Access is under active FDA review and may expand in 2026 — and the anchor for that statement is concrete. TB-500, listed as "TB-500 (free base)" and "TB-500 acetate," is individually named on the published agenda of the FDA Pharmacy Compounding Advisory Committee (PCAC) meeting scheduled for July 23-24, 2026, as a bulk drug substance "being considered for inclusion on the 503A Bulks List" [18]. The same agenda also lists BPC-157, KPV, and MOTs-C.

That is the honest shape of the news: a scheduled evaluation and discussion, nothing more. Being discussed by PCAC is a step in FDA's evaluation, not a final listing decision — a PCAC discussion is advisory, and inclusion on a final bulks list is decided by FDA rulemaking [17][18]. No outcome of the July 2026 meeting should be assumed, stated, or dated, and this page does not predict one.

It is worth being equally clear about what this page will not claim. Some commercial and clinic sources have reported an early-2026 expectation that roughly 14 of the Category 2 peptides would move back toward Category 1, and some have asserted specific 2026 dates on which TB-500 or related peptides were "removed" from Category 2. Those reports could not be confirmed from an authoritative FDA source, and the most candid of them concede the formal reclassification is still pending [18]. The current status stated here remains Category 2, the last FDA action confirmable from FDA.gov. No reclassification is presented as done, dated, or certain.

How legally compounded peptide access works

U.S. drug compounding runs on two sections of the Federal Food, Drug, and Cosmetic Act. Section 503A covers traditional, patient-specific compounding by state-licensed pharmacies and physicians, generally pursuant to a valid prescription for an individual patient. Section 503B covers FDA-registered "outsourcing facilities" that compound larger batches under cGMP-style oversight and FDA inspection [17].

The lawful pathway is a sequence, not a shortcut. A patient is first evaluated by an appropriately licensed prescriber — in person or through a compliant telehealth encounter — who determines whether a compounded preparation is clinically appropriate. If it is appropriate and lawful, the prescriber issues a valid, patient-specific prescription. That prescription is then dispensed by a state-licensed 503A pharmacy, or, for office and batch use, sourced from an FDA-registered 503B facility [17].

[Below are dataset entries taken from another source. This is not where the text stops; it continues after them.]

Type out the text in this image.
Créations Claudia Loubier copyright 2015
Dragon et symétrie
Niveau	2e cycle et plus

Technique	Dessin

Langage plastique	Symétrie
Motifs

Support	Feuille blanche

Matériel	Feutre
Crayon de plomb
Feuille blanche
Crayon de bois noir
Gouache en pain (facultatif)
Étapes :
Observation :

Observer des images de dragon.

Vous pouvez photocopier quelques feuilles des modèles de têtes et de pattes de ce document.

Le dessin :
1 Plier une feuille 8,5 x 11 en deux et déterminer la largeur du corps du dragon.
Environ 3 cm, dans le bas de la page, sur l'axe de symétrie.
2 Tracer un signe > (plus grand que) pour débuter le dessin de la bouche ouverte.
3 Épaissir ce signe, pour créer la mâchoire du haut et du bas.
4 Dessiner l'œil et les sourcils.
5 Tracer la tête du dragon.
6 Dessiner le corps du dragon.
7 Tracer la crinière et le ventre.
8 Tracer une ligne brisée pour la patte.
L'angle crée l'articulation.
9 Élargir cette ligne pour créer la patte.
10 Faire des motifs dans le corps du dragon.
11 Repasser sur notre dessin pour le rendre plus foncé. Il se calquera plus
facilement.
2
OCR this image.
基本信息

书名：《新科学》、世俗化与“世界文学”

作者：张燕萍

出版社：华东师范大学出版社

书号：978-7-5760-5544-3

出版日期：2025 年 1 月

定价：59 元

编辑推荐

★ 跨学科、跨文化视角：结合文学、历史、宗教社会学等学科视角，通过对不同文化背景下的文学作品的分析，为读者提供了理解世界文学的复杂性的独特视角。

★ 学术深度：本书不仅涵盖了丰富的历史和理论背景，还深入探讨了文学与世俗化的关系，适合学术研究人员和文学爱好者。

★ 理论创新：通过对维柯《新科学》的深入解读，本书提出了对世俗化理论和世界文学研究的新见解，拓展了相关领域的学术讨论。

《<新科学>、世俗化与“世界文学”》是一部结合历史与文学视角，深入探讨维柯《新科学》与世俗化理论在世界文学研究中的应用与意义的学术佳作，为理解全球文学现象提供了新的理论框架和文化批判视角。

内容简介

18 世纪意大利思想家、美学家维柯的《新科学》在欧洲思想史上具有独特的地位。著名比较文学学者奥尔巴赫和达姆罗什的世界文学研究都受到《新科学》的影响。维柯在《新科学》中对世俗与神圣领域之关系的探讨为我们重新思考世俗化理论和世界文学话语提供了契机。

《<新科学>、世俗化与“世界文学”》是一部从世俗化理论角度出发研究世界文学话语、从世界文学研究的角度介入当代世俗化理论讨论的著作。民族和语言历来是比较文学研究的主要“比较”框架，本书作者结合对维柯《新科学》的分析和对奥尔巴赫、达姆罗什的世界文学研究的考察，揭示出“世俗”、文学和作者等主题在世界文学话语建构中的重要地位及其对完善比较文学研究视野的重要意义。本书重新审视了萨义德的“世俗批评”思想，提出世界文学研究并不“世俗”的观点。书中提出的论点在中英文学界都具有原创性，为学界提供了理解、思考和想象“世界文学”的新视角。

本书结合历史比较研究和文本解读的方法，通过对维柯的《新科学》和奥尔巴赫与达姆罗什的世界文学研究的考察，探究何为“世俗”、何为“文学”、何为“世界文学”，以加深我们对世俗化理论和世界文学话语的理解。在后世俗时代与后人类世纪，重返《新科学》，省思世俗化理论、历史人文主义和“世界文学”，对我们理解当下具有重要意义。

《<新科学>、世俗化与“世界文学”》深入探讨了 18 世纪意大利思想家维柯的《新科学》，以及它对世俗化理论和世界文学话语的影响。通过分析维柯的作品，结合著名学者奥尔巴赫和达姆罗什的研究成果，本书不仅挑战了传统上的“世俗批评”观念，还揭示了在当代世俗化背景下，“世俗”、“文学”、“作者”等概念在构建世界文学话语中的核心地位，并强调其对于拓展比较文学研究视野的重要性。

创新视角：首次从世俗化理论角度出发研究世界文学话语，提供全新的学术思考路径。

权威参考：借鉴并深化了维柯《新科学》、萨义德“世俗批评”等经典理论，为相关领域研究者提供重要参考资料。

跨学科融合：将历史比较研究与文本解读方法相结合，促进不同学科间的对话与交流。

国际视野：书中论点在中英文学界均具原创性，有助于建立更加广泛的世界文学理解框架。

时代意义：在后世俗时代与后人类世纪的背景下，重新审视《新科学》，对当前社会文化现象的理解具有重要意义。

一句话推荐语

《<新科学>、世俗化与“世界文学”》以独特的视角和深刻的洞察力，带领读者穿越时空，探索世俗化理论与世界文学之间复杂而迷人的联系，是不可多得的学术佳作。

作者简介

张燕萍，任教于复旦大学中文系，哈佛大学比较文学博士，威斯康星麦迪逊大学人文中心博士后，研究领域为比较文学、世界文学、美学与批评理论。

Telehealth, where it appears, is only the front-end channel for that prescriber evaluation — a route to a licensed consultation and prescription. It does not change which substances may be compounded and does not remove the need for a legitimate clinical evaluation and a valid prescription [17].

The ingredient-eligibility caveat is what makes TB-500 a special case. A compounder may use a bulk drug substance only if it has an applicable USP/NF monograph, is a component of an FDA-approved drug, or appears on the relevant FDA bulks list [17]. A substance FDA has flagged for significant safety risks — a Category 2 substance such as TB-500 — is not eligible for routine 503A compounding while that status stands [16][17]. So the access question for TB-500 is not really about finding a prescriber or a pharmacy; it is about whether the ingredient itself is currently eligible, and under the present FDA status it is not.

Anti-doping and veterinary standing

Beyond the compounding framework, TB-500 carries a separate regulatory mark: it is prohibited in sport. TB-500 and thymosin beta-4 fall under the World Anti-Doping Agency's prohibited peptide, growth-factor, and tissue-repair categories, and are detected by liquid-chromatography mass-spectrometry anti-doping assays in equine and human matrices. The compound's analytical history is bound up with horse racing, where it surfaced as a designer peptide and prompted the first detection methods for the parent peptide and its metabolites in equine plasma and urine.

This information is general background on the regulatory landscape. It is not medical or legal advice, and nothing on this page is an offer to sell or supply any substance.